Neodiprion mundus
- Nom commun anglais : Neodiprion mundus
- Nom scientifique : Neodiprion mundus Rohwer
- Règne : Animalia
- Embranchement : Arthropoda
- Classe : Insecta
- Ordre : Hymenoptera
- Famille : Diprionidae
Renseignements généraux et importance
Neodiprion mundus est originaire de l'ouest de l'Amérique du Nord. Sa population est rarement suffisamment importante pour être destructrice. Il se nourrit exclusivement de pins ponderosa (Pinus ponderosa) de tous âges.
Les femelles diprions ont un ovipositeur en forme de scie, qu'elles utilisent pour découper des fentes dans le feuillage de l'arbre hôte et y déposer leurs œufs. Les œufs non fécondés deviennent des mâles. Les diprions adultes ressemblent à leurs cousines ailées, les abeilles et les guêpes, avec des ailes membraneuses. Elles se distinguent par une « taille » plus large entre le thorax et l'abdomen.
Aire de répartition et hôtes
Neodiprion mundus est présent dans toute l'aire de répartition de son hôte principal, le pin ponderosa, depuis l'intérieur sud de la Colombie-Britannique jusqu'en Californie.
Parties de l'arbre affectées
Se nourrit des aiguilles des années précédentes (vieilles).
Symptômes et signes
Les larves de diprions ressemblent superficiellement aux larves de papillons de nuit et de papillons (chenilles). Les deux groupes ont trois paires de pattes segmentées sur leur thorax et un nombre variable de fausses pattes non segmentées, ou protubérances charnues en forme de pattes, sur la partie inférieure de leurs segments abdominaux. Les larves de diprions n'ont pas de fausses pattes ou six paires ou plus sur leurs segments abdominaux. Les chenilles ont cinq paires de fausses pattes ou moins. La variation et le chevauchement importants dans l'apparence des espèces de diprions apparentées rendent l'identification difficile à moins que les caractéristiques de plusieurs stades de vie ne puissent être observées.
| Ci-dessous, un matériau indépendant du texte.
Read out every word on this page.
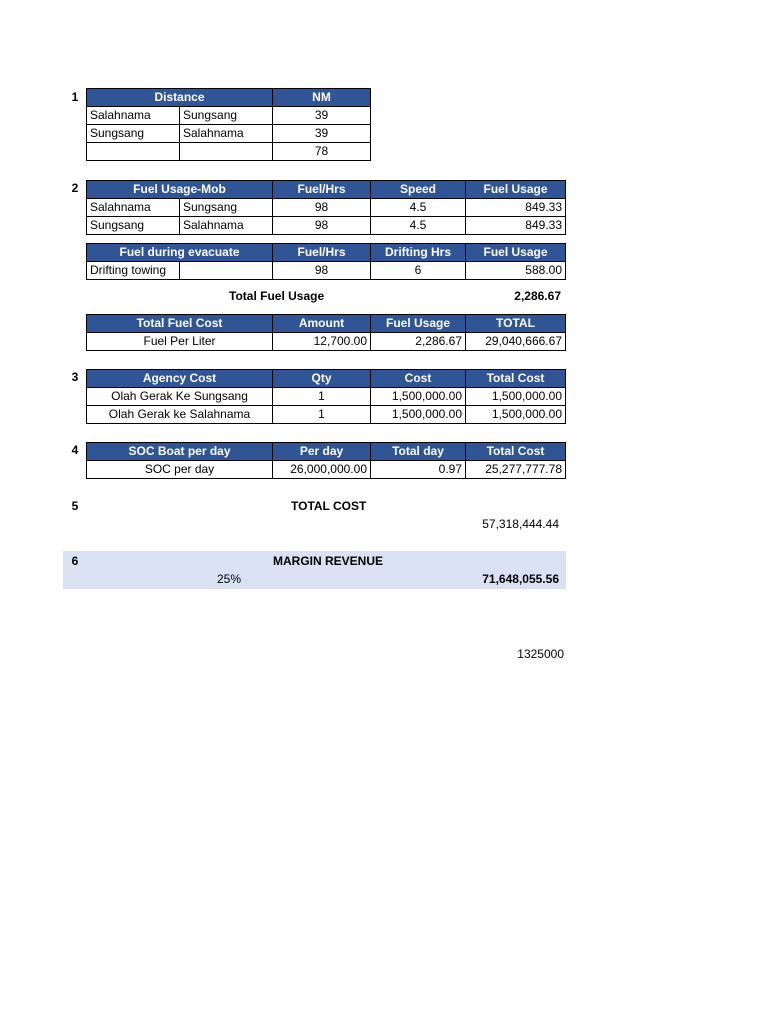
1
2
3
4
5
Distance		NM
Salahnama	Sungsang	39
Sungsang	Salahnama	39
		78
Fuel Usage-Mob		Fuel/Hrs	Speed	Fuel Usage
Salahnama	Sungsang	98	4.5	849.33
Sungsang	Salahnama	98	4.5	849.33
Fuel during evacuate		Fuel/Hrs	Drifting Hrs	Fuel Usage
Drifting towing		98	6	588.00
Total Fuel Usage	2,286.67
Total Fuel Cost	Amount	Fuel Usage	TOTAL
Fuel Per Liter	12,700.00	2,286.67	29,040,666.67
Agency Cost	Qty	Cost	Total Cost
Olah Gerak Ke Sungsang	1	1,500,000.00	1,500,000.00
Olah Gerak ke Salahnama	1	1,500,000.00	1,500,000.00
SOC Boat per day	Per day	Total day	Total Cost
SOC per day	26,000,000.00	0.97	25,277,777.78
TOTAL COST
57,318,444.44
6	MARGIN REVENUE
25%	71,648,055.56
1325000
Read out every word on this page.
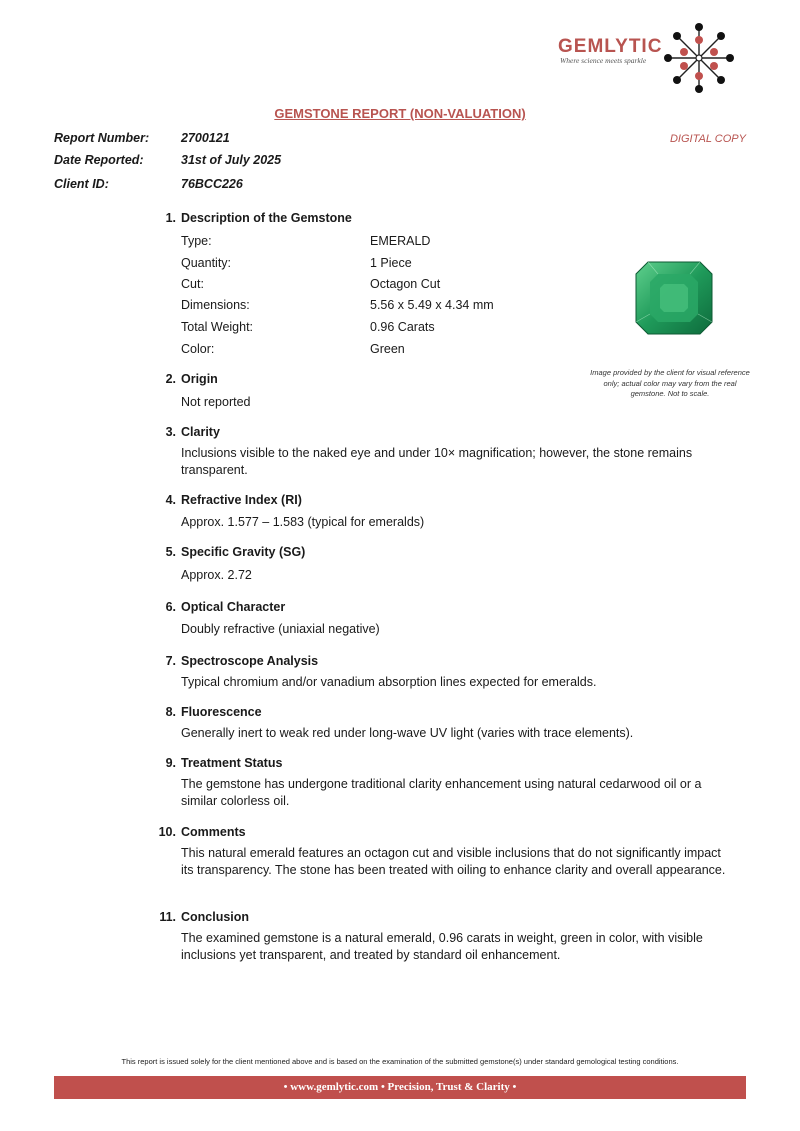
GEMLYTIC
Where science meets sparkle
GEMSTONE REPORT (NON-VALUATION)
DIGITAL COPY
Report Number:	2700121
Date Reported:	31st of July 2025
Client ID:	76BCC226
1. Description of the Gemstone
Type:	EMERALD
Quantity:	1 Piece
Cut:	Octagon Cut
Dimensions:	5.56 x 5.49 x 4.34 mm
Total Weight:	0.96 Carats
Color:	Green
Image provided by the client for visual reference only; actual color may vary from the real gemstone. Not to scale.
2. Origin
Not reported
3. Clarity
Inclusions visible to the naked eye and under 10× magnification; however, the stone remains transparent.
4. Refractive Index (RI)
Approx. 1.577 – 1.583 (typical for emeralds)
5. Specific Gravity (SG)
Approx. 2.72
6. Optical Character
Doubly refractive (uniaxial negative)
7. Spectroscope Analysis
Typical chromium and/or vanadium absorption lines expected for emeralds.
8. Fluorescence
Generally inert to weak red under long-wave UV light (varies with trace elements).
9. Treatment Status
The gemstone has undergone traditional clarity enhancement using natural cedarwood oil or a similar colorless oil.
10. Comments
This natural emerald features an octagon cut and visible inclusions that do not significantly impact its transparency. The stone has been treated with oiling to enhance clarity and overall appearance.
11. Conclusion
The examined gemstone is a natural emerald, 0.96 carats in weight, green in color, with visible inclusions yet transparent, and treated by standard oil enhancement.
This report is issued solely for the client mentioned above and is based on the examination of the submitted gemstone(s) under standard gemological testing conditions.
• www.gemlytic.com • Precision, Trust & Clarity •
Neodiprion mundus se nourrit ouvertement en colonies. S’ils sont dérangés, ils lèvent la tête ensemble dans une posture défensive et peuvent régurgiter du liquide. Les larves consomment les vieilles aiguilles (des années précédentes), ce qui fait que les aiguilles fraîches aux extrémités des pousses semblent intactes. Les œufs peuvent être observés dans des fentes pratiquées sur les bords des aiguilles de pin en automne et tout au long de l'hiver. Neodiprion mundus est la plus grande des nombreuses espèces de diprions que l'on peut trouver sur les pins ponderosa. Les larves matures peuvent mesurer jusqu'à 24 millimètres de long. La tête brune ou noire des larves n'est pas marquée et elle peut passer au rouge au cours de l'avant-dernier stade larvaire. Le corps de la larve est vert grisâtre, avec une bande gris clair au milieu du dos (médiodorsale) et une large bande gris verdâtre de chaque côté (latérale). Vers le bas de son corps, il présente une bande gris clair, une bande gris verdâtre foncé et une bande gris clair.
Cycle de vie
Neodiprion mundus produit une génération par an. Les œufs sont pondus dans des fentes pratiquées sur les bords des aiguilles de pin par les femelles adultes à la fin de l'été. Les œufs sont séparés par une distance inférieure à la longueur de la fente. L'insecte hiverne au stade d'œuf. Il est probable qu'un certain développement embryonnaire se produise avant l'hiver. Les larves éclosent en mai et se nourrissent jusqu'à la fin juin ou début juillet. Les larves matures tombent au sol sous l'arbre et tissent un cocon. Les femelles produisent des cocons plus grands que les mâles. Les adultes émergent de la fin juillet à août.
Dommages
Neodipirion mundus est commun mais atteint rarement des densités destructrices. De plus, il ne se nourrit que du feuillage des années précédentes, de sorte qu'il ne provoque pas de défoliation totale. Des infestations localisées ont été signalées mais sont peu fréquentes.
Prévention et répression
Les populations de Neodiprion mundus causent rarement des dommages importants. Cependant, dans certains cas, les pousses peuvent être défoliées de façon éparse (mais pas totalement). Les colonies peuvent être éliminées à la main sur des arbres individuels plus petits dans des aménagements paysagers.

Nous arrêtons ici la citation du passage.